It’s 10:30 on a dreich Saturday morning. Cloud base is about 270m, Roseberry Topping wears a cap, there’s a brisk wind, and it’s mizzling, that light, fine, mist-like rain that nevertheless slowly wets you through.
And Gribdale car park is full. Only the odd space remaining. This year, the first lockdown saw a step-change in the number of visitors. For many, discovering the Moors for the first time, appreciating the benefit being in the outdoors could bring for their health and continuing to exercise, throughout the summer.
It does seem this second lockdown has begun with another such step-change.
While this is in itself a good thing, it does bring problems. The associated litter is undeniable. Honey pot car parks, like Gribdale and Roseberry, are quickly full to capacity. This week, the National Trust for Scotland have reported an increase in damage due to high visitor numbers to mountain paths during the coronavirus crisis.
Apparently, the annual number of walkers climbing Ben Lomond is usually between 45,000 and 60,000 walkers, but by mid-October, recording devices have already registered 70,000 and at peak times, post-lockdown visitors are indicating twice as many as in 2019. At Ben Lawers, the situation is similar with monthly figures more than double those seen last year.
This doubling of visitors, compounded with social distancing ‘compelling’ people to step off the paths, is causing serious erosion. New routes have been trodden or ridden which are susceptible to rainwater runoff erosion.

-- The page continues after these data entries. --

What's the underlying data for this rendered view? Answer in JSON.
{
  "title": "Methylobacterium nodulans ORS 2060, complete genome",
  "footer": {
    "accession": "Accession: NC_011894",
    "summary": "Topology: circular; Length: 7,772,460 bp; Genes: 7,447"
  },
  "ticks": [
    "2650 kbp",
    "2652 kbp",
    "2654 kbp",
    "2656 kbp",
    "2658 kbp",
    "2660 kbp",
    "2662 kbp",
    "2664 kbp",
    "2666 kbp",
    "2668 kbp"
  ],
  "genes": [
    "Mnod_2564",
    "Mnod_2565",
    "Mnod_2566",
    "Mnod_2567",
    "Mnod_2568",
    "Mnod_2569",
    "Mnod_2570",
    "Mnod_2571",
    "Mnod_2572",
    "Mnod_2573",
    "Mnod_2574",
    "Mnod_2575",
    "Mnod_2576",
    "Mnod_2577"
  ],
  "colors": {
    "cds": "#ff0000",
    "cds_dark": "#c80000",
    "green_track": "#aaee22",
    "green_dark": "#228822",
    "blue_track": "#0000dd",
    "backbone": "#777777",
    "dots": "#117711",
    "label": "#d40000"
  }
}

There are visitor recording devices secreted at the foot of Roseberry but I am not aware of any figures available yet. Like Scotland, I expect they will show a significant increase. It’s perhaps too early to tell if we have any erosion issues. A major problem for us during the first lockdown was late-night parties and BBQs. Fortunately, this time of the year the weather is not so conducive and these are not a problem, but general littering still is, the ubiquitous plastic water bottles and doggie bags. Even biodegradable things like banana skins and orange peel are unsightly but could have a negative effect on the ecosystem.